La fede rinnovi le coscienze
In vista della tornata elettorale, si fa sentire anche la voce dei vescovi con l'invito a dedicarsi ad una “Giornata di preghiera e digiuno” in una qualunque data possibile entro il 7 febbraio. “Rivolgiamo i nostri occhi al Cuore di Gesù – scrivono i vescovi in una nota – al quale siamo consacrati come nazione. In questo momento cruciale per la patria, la luce della fede può e deve rinnovare le coscienze e rafforzare la responsabilità degli elettori e dei candidati”.
Crisi sanitaria ed economica
Con oltre 250 mila positivi e almeno 10 mila morti per Covid-19, l’Ecuador è stato uno dei Paesi sudamericani più colpiti dalla prima ondata della pandemia e da dicembre i contagi stanno aumentando soprattutto nella capitale Quito.
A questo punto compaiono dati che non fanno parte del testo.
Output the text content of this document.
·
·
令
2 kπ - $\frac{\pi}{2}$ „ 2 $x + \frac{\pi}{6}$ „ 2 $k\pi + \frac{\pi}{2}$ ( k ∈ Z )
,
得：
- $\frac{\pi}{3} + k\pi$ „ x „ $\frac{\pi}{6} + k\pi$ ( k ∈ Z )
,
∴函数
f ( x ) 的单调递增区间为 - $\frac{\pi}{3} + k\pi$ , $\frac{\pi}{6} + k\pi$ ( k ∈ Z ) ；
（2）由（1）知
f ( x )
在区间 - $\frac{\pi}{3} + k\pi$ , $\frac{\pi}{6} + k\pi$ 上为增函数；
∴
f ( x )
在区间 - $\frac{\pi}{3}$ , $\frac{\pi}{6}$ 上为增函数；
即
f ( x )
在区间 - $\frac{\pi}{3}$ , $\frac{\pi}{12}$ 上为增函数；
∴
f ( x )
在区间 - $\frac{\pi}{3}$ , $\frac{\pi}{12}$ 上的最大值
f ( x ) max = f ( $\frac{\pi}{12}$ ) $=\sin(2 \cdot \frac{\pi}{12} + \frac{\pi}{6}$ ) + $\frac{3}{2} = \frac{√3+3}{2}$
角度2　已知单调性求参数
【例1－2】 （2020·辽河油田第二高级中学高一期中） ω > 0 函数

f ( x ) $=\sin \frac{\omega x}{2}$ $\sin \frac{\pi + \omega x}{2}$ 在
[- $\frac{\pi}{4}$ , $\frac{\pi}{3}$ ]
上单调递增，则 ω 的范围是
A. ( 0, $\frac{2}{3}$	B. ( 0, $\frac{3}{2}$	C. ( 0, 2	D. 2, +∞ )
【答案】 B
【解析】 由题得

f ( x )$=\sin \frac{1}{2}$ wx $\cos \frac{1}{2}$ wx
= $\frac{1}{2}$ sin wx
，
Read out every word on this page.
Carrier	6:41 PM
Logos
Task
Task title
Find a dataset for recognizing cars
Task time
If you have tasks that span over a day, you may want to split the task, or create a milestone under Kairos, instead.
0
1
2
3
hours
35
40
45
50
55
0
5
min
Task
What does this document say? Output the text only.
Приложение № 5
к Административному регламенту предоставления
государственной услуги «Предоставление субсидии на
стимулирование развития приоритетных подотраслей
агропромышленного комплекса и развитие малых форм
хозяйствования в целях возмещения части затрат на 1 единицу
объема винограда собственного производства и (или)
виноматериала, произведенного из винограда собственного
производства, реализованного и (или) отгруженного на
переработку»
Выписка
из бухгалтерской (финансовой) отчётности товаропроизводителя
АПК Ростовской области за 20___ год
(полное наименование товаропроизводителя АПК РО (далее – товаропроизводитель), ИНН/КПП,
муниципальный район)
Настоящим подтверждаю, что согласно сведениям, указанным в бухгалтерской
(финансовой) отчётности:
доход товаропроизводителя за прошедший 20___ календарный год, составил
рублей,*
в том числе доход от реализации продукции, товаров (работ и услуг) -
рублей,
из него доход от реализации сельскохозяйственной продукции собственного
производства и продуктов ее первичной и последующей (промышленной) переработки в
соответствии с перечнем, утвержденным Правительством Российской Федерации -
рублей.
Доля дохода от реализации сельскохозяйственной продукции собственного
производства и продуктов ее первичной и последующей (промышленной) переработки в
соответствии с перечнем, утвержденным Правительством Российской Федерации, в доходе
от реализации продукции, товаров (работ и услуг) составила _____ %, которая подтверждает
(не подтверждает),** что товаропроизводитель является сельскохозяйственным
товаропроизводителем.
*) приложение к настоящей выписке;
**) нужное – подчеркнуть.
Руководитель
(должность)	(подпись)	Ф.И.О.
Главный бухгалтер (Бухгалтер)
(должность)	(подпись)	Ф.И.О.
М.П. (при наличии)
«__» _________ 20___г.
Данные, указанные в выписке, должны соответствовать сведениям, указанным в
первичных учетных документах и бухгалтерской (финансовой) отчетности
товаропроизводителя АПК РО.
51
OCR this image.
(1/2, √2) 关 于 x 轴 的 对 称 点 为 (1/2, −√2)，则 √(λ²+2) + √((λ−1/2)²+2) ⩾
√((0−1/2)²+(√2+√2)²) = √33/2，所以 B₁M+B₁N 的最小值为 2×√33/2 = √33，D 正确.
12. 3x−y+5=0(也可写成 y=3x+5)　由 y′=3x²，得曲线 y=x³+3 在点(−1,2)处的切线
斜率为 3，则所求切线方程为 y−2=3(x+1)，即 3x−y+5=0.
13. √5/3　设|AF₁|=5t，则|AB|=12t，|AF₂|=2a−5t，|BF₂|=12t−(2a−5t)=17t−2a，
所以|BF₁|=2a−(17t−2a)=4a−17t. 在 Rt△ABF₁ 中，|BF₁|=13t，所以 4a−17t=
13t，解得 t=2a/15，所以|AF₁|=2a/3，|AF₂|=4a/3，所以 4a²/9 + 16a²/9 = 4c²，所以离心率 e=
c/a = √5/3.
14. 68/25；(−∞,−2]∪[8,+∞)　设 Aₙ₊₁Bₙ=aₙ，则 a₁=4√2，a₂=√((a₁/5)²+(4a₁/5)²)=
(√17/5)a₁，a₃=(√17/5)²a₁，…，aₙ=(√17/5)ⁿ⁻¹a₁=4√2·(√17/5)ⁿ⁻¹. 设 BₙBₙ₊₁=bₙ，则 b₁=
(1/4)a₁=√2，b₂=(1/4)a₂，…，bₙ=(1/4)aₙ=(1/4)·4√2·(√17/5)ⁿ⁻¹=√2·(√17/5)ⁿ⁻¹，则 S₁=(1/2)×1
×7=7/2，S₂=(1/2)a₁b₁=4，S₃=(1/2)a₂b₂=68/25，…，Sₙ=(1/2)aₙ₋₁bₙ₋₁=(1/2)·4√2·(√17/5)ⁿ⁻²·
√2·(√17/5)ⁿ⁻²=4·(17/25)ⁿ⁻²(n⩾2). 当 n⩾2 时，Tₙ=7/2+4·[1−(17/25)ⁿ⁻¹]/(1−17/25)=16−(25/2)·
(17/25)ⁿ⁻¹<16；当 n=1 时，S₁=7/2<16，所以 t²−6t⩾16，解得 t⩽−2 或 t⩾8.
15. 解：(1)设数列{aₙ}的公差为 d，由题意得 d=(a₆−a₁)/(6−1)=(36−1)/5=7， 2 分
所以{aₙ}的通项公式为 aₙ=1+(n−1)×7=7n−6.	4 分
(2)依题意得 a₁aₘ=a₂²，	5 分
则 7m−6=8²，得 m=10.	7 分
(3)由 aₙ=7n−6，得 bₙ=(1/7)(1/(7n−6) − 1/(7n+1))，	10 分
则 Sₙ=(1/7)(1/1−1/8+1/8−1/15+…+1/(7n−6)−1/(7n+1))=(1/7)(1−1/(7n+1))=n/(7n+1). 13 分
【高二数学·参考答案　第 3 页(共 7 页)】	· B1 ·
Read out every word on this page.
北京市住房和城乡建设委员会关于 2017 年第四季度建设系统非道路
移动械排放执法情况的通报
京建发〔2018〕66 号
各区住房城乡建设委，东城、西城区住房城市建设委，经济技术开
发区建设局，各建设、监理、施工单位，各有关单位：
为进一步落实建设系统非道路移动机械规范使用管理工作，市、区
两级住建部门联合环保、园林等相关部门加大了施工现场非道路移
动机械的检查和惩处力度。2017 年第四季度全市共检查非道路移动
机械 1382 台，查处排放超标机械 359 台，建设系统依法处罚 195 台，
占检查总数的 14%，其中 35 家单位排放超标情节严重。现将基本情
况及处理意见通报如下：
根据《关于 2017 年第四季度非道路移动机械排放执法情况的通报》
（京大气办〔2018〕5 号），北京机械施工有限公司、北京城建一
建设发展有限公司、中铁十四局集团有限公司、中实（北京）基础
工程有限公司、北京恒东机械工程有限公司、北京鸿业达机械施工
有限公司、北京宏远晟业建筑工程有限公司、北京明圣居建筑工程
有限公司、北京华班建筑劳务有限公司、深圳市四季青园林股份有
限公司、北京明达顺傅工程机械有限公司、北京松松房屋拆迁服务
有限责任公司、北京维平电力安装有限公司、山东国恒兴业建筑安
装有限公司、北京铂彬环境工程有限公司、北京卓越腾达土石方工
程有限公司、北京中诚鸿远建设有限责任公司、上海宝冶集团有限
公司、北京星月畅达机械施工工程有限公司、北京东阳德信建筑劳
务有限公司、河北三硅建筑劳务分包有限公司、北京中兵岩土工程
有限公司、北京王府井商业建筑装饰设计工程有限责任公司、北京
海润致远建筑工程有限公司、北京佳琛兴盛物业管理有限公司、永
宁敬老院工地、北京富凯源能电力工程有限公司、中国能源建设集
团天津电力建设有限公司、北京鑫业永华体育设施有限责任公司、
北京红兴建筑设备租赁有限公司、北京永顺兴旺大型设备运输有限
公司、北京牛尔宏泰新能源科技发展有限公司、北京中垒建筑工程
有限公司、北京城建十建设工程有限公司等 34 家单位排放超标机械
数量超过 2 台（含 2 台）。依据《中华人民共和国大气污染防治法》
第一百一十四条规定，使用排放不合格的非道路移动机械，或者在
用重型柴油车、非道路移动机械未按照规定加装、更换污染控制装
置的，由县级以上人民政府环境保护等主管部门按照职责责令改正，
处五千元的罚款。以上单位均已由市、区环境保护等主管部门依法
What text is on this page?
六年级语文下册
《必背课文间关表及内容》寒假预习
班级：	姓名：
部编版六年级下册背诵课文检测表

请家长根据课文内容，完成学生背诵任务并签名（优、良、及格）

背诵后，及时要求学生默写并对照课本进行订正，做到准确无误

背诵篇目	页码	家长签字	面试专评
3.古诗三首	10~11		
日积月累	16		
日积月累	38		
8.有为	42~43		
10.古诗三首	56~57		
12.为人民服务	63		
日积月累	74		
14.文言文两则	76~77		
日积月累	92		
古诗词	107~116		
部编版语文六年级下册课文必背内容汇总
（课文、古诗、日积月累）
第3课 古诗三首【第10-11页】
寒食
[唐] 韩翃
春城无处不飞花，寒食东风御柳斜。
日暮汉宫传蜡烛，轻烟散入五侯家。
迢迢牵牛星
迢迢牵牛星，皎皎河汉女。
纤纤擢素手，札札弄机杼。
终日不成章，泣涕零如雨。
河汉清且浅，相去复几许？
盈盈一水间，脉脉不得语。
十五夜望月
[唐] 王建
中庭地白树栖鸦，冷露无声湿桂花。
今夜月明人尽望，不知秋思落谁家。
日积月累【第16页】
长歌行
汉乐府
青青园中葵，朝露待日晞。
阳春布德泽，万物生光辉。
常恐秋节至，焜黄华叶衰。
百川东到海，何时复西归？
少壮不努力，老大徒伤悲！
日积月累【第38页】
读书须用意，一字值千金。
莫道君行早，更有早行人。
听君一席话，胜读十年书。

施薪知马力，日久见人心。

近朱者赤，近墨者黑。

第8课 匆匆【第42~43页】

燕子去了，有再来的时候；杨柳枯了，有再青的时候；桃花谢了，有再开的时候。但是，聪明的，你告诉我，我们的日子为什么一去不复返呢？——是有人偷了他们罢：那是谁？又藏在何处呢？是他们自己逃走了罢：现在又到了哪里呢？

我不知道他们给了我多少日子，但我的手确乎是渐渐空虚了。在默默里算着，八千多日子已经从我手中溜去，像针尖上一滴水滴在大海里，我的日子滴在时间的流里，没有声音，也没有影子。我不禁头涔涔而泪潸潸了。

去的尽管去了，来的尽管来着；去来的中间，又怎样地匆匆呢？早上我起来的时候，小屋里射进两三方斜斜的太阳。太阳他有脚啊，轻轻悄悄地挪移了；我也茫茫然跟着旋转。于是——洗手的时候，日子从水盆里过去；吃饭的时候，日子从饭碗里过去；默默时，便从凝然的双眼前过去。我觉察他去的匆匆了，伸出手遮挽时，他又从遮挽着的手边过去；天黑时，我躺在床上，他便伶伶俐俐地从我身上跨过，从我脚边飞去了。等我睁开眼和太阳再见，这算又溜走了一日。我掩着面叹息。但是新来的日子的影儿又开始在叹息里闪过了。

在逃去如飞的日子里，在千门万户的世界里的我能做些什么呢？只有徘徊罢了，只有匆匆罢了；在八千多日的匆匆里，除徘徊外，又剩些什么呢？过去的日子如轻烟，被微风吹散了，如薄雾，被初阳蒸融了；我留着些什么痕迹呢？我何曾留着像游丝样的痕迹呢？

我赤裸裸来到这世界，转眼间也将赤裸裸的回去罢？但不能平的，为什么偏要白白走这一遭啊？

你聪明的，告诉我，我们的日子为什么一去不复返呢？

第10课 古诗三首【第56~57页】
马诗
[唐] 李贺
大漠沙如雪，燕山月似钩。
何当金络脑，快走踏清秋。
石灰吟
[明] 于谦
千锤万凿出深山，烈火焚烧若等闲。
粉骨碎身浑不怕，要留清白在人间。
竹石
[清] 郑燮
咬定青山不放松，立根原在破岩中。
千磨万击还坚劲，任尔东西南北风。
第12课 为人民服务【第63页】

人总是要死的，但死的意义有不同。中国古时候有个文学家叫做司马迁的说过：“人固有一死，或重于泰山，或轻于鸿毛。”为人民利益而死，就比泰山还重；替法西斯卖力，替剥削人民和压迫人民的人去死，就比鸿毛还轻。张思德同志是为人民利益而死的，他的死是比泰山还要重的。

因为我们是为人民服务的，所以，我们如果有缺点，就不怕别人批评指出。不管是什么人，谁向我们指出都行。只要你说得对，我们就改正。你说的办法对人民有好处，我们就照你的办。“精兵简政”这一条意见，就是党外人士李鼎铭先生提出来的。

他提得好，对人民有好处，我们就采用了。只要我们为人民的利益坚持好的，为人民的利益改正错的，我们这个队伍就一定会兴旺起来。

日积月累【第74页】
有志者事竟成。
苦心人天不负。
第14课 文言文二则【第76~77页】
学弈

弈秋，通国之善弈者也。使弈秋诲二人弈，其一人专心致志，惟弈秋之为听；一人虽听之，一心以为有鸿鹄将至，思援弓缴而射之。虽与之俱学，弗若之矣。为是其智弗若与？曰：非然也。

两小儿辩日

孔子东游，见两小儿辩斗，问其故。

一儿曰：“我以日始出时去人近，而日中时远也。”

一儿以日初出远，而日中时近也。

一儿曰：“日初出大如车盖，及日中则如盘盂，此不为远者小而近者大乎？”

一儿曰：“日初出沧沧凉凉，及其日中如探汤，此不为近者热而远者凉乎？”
Questo ha paralizzato il 70% delle attività economiche del Paese, causando almeno 600 mila disoccupati, portando il tasso di disoccupazione al 68%, in un contesto di crisi economica che va avanti dal crollo del prezzo del petrolio del 2015.
Le sfide per il futuro
Il nuovo presidente dovrà quindi confrontarsi con un’economia contratta di oltre il 10%, con un debito pubblico pari al 60% del Pil e con un tasso di povertà del 35%, oltre alla gestione del prestito di 6,5 miliardi di dollari fornito dal Fondo Monetario Internazionale per ristrutturare gli oltre 17 miliardi di debito. “L’Ecuador è un Paese che ha un’agricoltura importante - spiega Somoza - che è molto inserita in diversi circuiti internazionali per quanto riguarda l’export di materie prime valorizzate ed è una destinazione turistica di tutto rispetto”, sottolinea Somoza. “Queste cose, in questo momento, con la pandemia sono venute meno, ma sicuramente l’Ecuador che dovrebbe uscire da questa crisi, dovrebbe essere un Paese che riesce a ricucire la divisione storica tra il mondo delle ‘alte terre’, della Sierra e il mondo dell’economia che fa capo alla città di Guayaquil”, spiega ancora, “quindi queste due visioni del mondo, una comunitaria ancestrale e l’altra legata al liberismo dovrebbe trovare una sintesi perché effettivamente l’Ecuador ha tutte le carte in regola per avere una situazione migliore di quella che ha”.
La campagna di vaccinazione
Con 500 mila profughi provenienti dal Venezuela, privi di assistenza sanitaria, decisiva sarà anche la campagna di vaccinazione che finora ha riguardato solo ottomila persone tra operatori sanitari e anziani a rischio. 86 mila le dosi disponibili finora, che dovrebbero arrivare a 2 milioni entro l’anno. L’obiettivo del governo, tuttavia, è quello di vaccinare 9 milioni di persone, pari al 60% della popolazione e per questo ha investito 200 milioni di dollari.